Each controller is independent and defines its own influences.

You, may be, did not understand me. In each controller the joint name (id, name, sid, this is not important) or simple the joint may be repeated. But the inverse binding matrix of this joint must be invariable. So is it a simple repetition and an information redundancy in the Collada files?

Sorry, your assumption here is not true between controllers. Each skin controller defines its own set of influences in COLLADA. The <joints> element describes the relationship between joint nodes and inverse bind matrices for a given controller.

Im sorry to revive an old thread but i’m just wondering if you could clarify something for me.

You state that each skin controller defines its own set of influences in COLLADA with <joints> describing the relationship between joint nodes and inverse bind matrices.

So does this mean that it could be possible for the same joint can have different inverse bind matrices depending on the skin controller? I’m assuming so which is why they wouldn’t be stored in the along with the joints in the visual_scene node.

I always thought the inverse bind matrix of a joint is simply the matrix to reverse its bind pose transformation (thus setting it to 0,0,0 in model space). So i’m confused as to how a it could have multiple inverse bind matrices.

OK, this is going to be somewhat lengthy, I hope I got your question (and the answer) right.

Skinning is a process for geometry deformation by attaching the vertices of a 3D model to the joints of a skeleton, then linearly weighting vertices to the joints of a posed skeleton. In the COLLADA spec, this process actually is specified in 2 parts:
a) the <skin> controller (child of <controller>) specifies the vertex-joint attachments, and for each joint, its inverse bind pose matrix which converts vertices from model space to joint space;
b) the <skeleton> (child of <instance_controller>) that defines the root of the joint nodes hierarchy (these nodes are of type=“JOINT”, and its sid attribute maps to the corresponding joint in the skin controller).

Remember, in COLLADA you can only animate nodes, not the skin controller directly. When you instance a skin controller, you must also specify a <skeleton> element to make the connection between a skin controller instance and the animable nodes hierarchy.

Sharing is mutual between skin controller and skeleton: the same skin controller can be paired with multiple skeletons using <instance_controller>; conversely, the same skeleton can be paired with multiple skin controllers, too (at least in theory).

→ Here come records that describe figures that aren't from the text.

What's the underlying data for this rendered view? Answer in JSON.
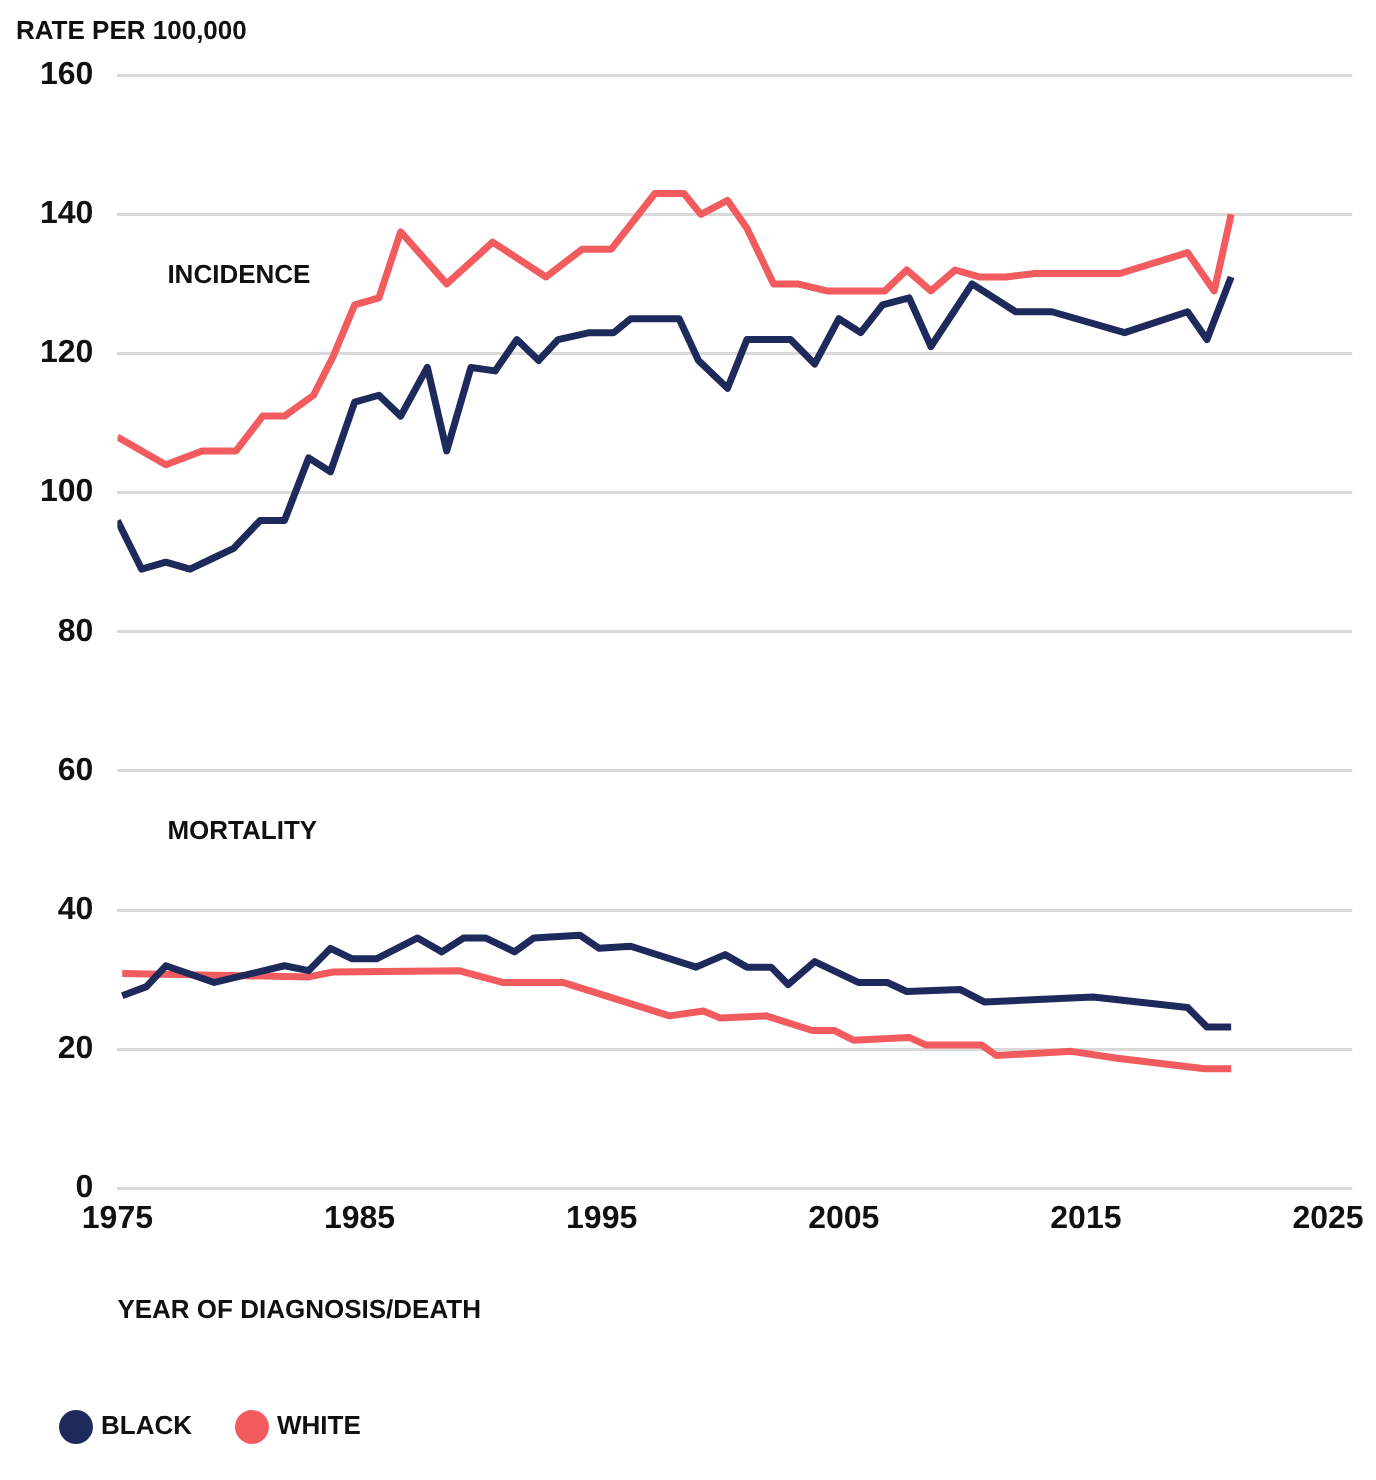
{
  "chart_data": {
    "type": "line",
    "ylabel": "RATE PER 100,000",
    "xlabel": "YEAR OF DIAGNOSIS/DEATH",
    "annotations": [
      "INCIDENCE",
      "MORTALITY"
    ],
    "xlim": [
      1975,
      2026
    ],
    "xticks": [
      1975,
      1985,
      1995,
      2005,
      2015,
      2025
    ],
    "ylim": [
      0,
      160
    ],
    "yticks": [
      0,
      20,
      40,
      60,
      80,
      100,
      120,
      140,
      160
    ],
    "grid": "y",
    "legend": "bottom left",
    "marker": "none",
    "line_style": "solid",
    "series": [
      {
        "name": "BLACK",
        "color": "#1f2a5c",
        "x": [
          1975,
          1976,
          1977,
          1978,
          1978.9,
          1979.8,
          1980.9,
          1981.9,
          1982.9,
          1983.8,
          1984.8,
          1985.8,
          1986.7,
          1987.8,
          1988.6,
          1989.6,
          1990.6,
          1991.5,
          1992.4,
          1993.2,
          1994.5,
          1995.5,
          1996.2,
          1997.5,
          1998.2,
          1999,
          2000.2,
          2001,
          2002.8,
          2003.8,
          2004.8,
          2005.7,
          2006.6,
          2007.7,
          2008.6,
          2010.3,
          2012.1,
          2013.6,
          2016.6,
          2019.2,
          2020,
          2021
        ],
        "values": [
          96,
          89,
          90,
          89,
          90.5,
          92,
          96,
          96,
          105,
          103,
          113,
          114,
          111,
          118,
          106,
          118,
          117.5,
          122,
          119,
          122,
          123,
          123,
          125,
          125,
          125,
          119,
          115,
          122,
          122,
          118.5,
          125,
          123,
          127,
          128,
          121,
          130,
          126,
          126,
          123,
          126,
          122,
          131
        ]
      },
      {
        "name": "WHITE",
        "color": "#f25c5f",
        "x": [
          1975,
          1977,
          1978.5,
          1979.9,
          1981,
          1981.9,
          1983.1,
          1983.9,
          1984.8,
          1985.8,
          1986.7,
          1988.6,
          1990.5,
          1992.7,
          1994.2,
          1995.4,
          1997.2,
          1998.4,
          1999.1,
          2000.2,
          2001,
          2002.1,
          2003.1,
          2004.3,
          2005.7,
          2006.7,
          2007.6,
          2008.6,
          2009.6,
          2010.6,
          2011.7,
          2012.9,
          2016.4,
          2019.2,
          2020.3,
          2021
        ],
        "values": [
          108,
          104,
          106,
          106,
          111,
          111,
          114,
          119.5,
          127,
          128,
          137.5,
          130,
          136,
          131,
          135,
          135,
          143,
          143,
          140,
          142,
          138,
          130,
          130,
          129,
          129,
          129,
          132,
          129,
          132,
          131,
          131,
          131.5,
          131.5,
          134.5,
          129,
          140
        ]
      },
      {
        "color": "#1f2a5c",
        "x": [
          1975.2,
          1976.2,
          1977,
          1979,
          1981.9,
          1982.9,
          1983.8,
          1984.7,
          1985.7,
          1987.4,
          1988.4,
          1989.3,
          1990.2,
          1991.4,
          1992.2,
          1994.1,
          1994.9,
          1996.2,
          1998.9,
          2000.1,
          2001,
          2002,
          2002.7,
          2003.8,
          2005.6,
          2006.8,
          2007.6,
          2009.8,
          2010.8,
          2015.3,
          2019.2,
          2020,
          2021
        ],
        "values": [
          27.7,
          29,
          32,
          29.6,
          32,
          31.3,
          34.5,
          33,
          33,
          36,
          34,
          36,
          36,
          34,
          36,
          36.4,
          34.5,
          34.8,
          31.8,
          33.6,
          31.8,
          31.8,
          29.3,
          32.6,
          29.6,
          29.6,
          28.3,
          28.6,
          26.8,
          27.5,
          26,
          23.2,
          23.2
        ]
      },
      {
        "color": "#f25c5f",
        "x": [
          1975.2,
          1982.9,
          1983.9,
          1989.1,
          1990.9,
          1993.4,
          1997.8,
          1999.2,
          1999.9,
          2001.8,
          2003.7,
          2004.6,
          2005.4,
          2007.7,
          2008.4,
          2010.7,
          2011.3,
          2014.4,
          2016.3,
          2019.9,
          2021
        ],
        "values": [
          30.9,
          30.4,
          31.1,
          31.3,
          29.6,
          29.6,
          24.8,
          25.5,
          24.5,
          24.8,
          22.7,
          22.7,
          21.3,
          21.7,
          20.6,
          20.6,
          19.1,
          19.7,
          18.7,
          17.2,
          17.2
        ]
      }
    ]
  }
}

A joint in a <skin> controller only defines its geometric information: the name of the joint, the vertices attached to this joint, and the inverse bind pose matrix. A node in visual scene is associated with this joint in a <skin> controller by sid-matching, and the node hierarchy of the skeleton itself defines a hierarchical transformation pipeline that can be animated.

Back to your question. Yes, a joint in a node hierarchy can have different inverse bind matrices on different skin controllers if the skeleton that contains the node is paired with multiple skin controllers. But as far as one skin controller is concerned, you always have one set of joints, each joint is associated with only one INV_BIND_MATRIX.

Hope that makes sense. I would also recommend reading the <skeleton> section in (p. 5-131).

A quick comment from a co-worker to complete this answer:
“I would clarify more by saying that the IBM (inverse bind matrix) depends of the skin AND the joint.
So it is not just because this is a fixed joint that you’ll get the same IBM. It depends on the skin.”